Я вернулась домой с гадким чувством. Ночью, лежа в постели, просунула палец под трусики и, тяжело дыша, впервые в жизни занялась мастурбацией.
Наконец-то. Решила сделать перерыв и зашла в «Футс», скромный провинциальный бар. Потом я должна была отправиться на Гроув-стрит, 1665, где проживали Бетси и Роберт Нэш, родители Эшли (двенадцать лет), Тиффани (одиннадцать лет), Энн (умершей в возрасте девяти лет) и шестилетнего Бобби.

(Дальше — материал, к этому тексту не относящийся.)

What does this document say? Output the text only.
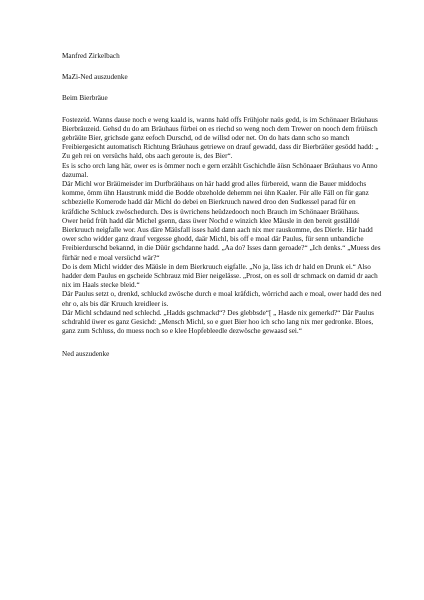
Manfred Zirkelbach

MaZi-Ned auszudenke

Beim Bierbräue

Fostezeid. Wanns dause noch e weng kaald is, wanns hald offs Frühjohr naüs gedd, is im Schönaaer Bräuhaus Bierbräuzeid. Gehsd du do am Bräuhaus fürbei on es riechd so weng noch dem Trewer on nooch dem früüsch gebräüte Bier, grichsde ganz eefoch Durschd, od de willsd oder net. On do hats dann scho so manch Freibiergesicht automatisch Richtung Bräuhaus getriewe on drauf gewadd, dass dir Bierbräüer gesödd hadd: „ Zu geh rei on versüchs hald, obs aach geroute is, des Bier“.

Es is scho orch lang här, ower es is ömmer noch e gern erzählt Gschichdle äüsn Schönaaer Bräuhaus vo Anno dazumal.

Där Michl wor Bräümeisder im Durfbräühaus on här hadd grod alles fürbereid, wann die Bauer middochs komme, ömm ühn Haustrunk midd die Bodde obzeholde dehemm nei ühn Kaaler. Für alle Fäll on für ganz schbezielle Komerode hadd där Michl do debei en Bierkruuch nawed droo den Sudkessel parad für en kräfdiche Schluck zwöschedurch. Des is üwrichens heüdzedooch noch Brauch im Schönaaer Bräühaus.

Ower heüd früh hadd där Michel gsenn, dass üwer Nochd e winzich klee Mäusle in den bereit geställdé Bierkruuch neigfalle wor. Aus däre Mäüsfall isses hald dann aach nix mer rauskomme, des Dierle. Här hadd ower scho widder ganz drauf vergesse ghodd, daär Michl, bis off e moal där Paulus, für senn unbandiche Freibierdurschd bekannd, in die Düür gschdanne hadd. „Aa do? Isses dann geroade?“ „Ich denks.“ „Muess des fürhär ned e moal versüchd wär?“

Do is dem Michl widder des Mäüsle in dem Bierkruuch eigfalle. „No ja, läss ich dr hald en Drunk ei.“ Also hadder dem Paulus en gscheide Schbrauz mid Bier neigelässe. „Prost, on es soll dr schmack on damid dr aach nix im Haals stecke bleid.“

Där Paulus setzt o, drenkd, schluckd zwösche durch e moal kräfdich, wörrichd aach e moal, ower hadd des ned ehr o, als bis där Kruuch kreidleer is.

Där Michl schdaund ned schlechd. „Hadds gschmackd“? Des glebbsde“[ „ Hasde nix gemerkd?“ Där Paulus schdrahld üwer es ganz Gesichd: „Mensch Michl, so e guet Bier hoo ich scho lang nix mer gedronke. Bloes, ganz zum Schluss, do muess noch so e klee Hopfebleedle dezwösche gewaasd sei.“

Ned auszudenke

Долгожданный мальчик появился на свет только после трех дочерей. Потягивая бурбон и похрустывая орешками, я думала о семье Нэш. Какое разочарование, должно быть, испытывали родители, когда у них рождалась очередная дочь! Первой была Эшли – увы, девочка, но миленькая и здоровая. Что ж поделать, они все равно хотели иметь двух детей. Нэш дали дочери странное мальчишечье имя и накупили ей ворох платьев с пышными юбками. Помолясь, сделали еще попытку, получилась Тиффани. Это их встревожило, и ребенка привезли домой без прежнего восторга. Когда миссис Нэш забеременела в третий раз, муж купил крошечную бейсбольную перчатку, чтобы намекнуть комочку в ее животе: пусть поймет, кем должен родиться. Нетрудно вообразить, в какой ужас они пришли, когда на свет появилась Энн. Ей дали простое имя, частое в роду, даже без ласкательного «и» – так сойдет.
А потом, к счастью, родился Бобби. Через три года после Энн, третьего разочарования. Может, эта беременность была случайной? Или они решили рискнуть в последний раз? Мальчика назвали в честь отца. Его окружили такой заботой, что дочери стали чувствовать себя лишними. Особенно Энн. Третья девочка не нужна никому. Впрочем, теперь немного внимания ей уделяют.
Я залпом выпила еще один стакан бурбона, расслабила плечи, похлопала себя по щекам и села в свой синий «бьюик», жалея, что не заказала третий стакан. Мне не нравится копаться в чужом белье. Может быть, поэтому я второразрядный репортер. По крайней мере один из них.
Как проехать к Гроув-стрит, я еще помнила. Эта улица находится через два квартала от моей школы, в которую ходили все дети, жившие в радиусе семидесяти миль. Школа имени Милларда Кахуна была основана в 1930 году, когда город еще пытался удержаться на плаву перед Великой депрессией. Школа была названа в честь первого мэра Уинд-Гапа, героя Гражданской войны. Вернее сказать, героя-конфедерата, но это никого не смутило – все же героя. В первый год Гражданской войны г-н Калхун освободил Лексингтон, маленький миссурийский городок, в одиночку сразившись с целым войском янки (если верить вывеске при входе в школу). Он стрелой промчался через фермы и дворы, обнесенные частоколом, по пути учтиво отогнав в сторону зазевавшихся дамочек, чтобы их не покалечили янки. Если вы теперь приедете в Лексингтон и пожелаете осмотреть дом Калхуна, типичное архитектурное сооружение той эпохи, то на стенах дома заметите следы, оставленные пулями северян. Вероятно, пули южан – то есть те, которыми стрелял г-н Калхун, – были похоронены вместе с убитыми им янки.
Сам Калхун умер в 1929 году, во время празднования своего столетия. Он сидел в беседке (которую позднее снесли) на городской площади (ее потом замостили), слушал большой духовой оркестр, игравший в его честь, как вдруг склонился к своей пятидесятидвухлетней жене и сказал: «Слишком громко все это». Потом у него случился инфаркт. Он упал на стол, и по униформе Гражданской войны размазались пирожные, на которых были выложены глазурью звезды и полосы флага Конфедерации.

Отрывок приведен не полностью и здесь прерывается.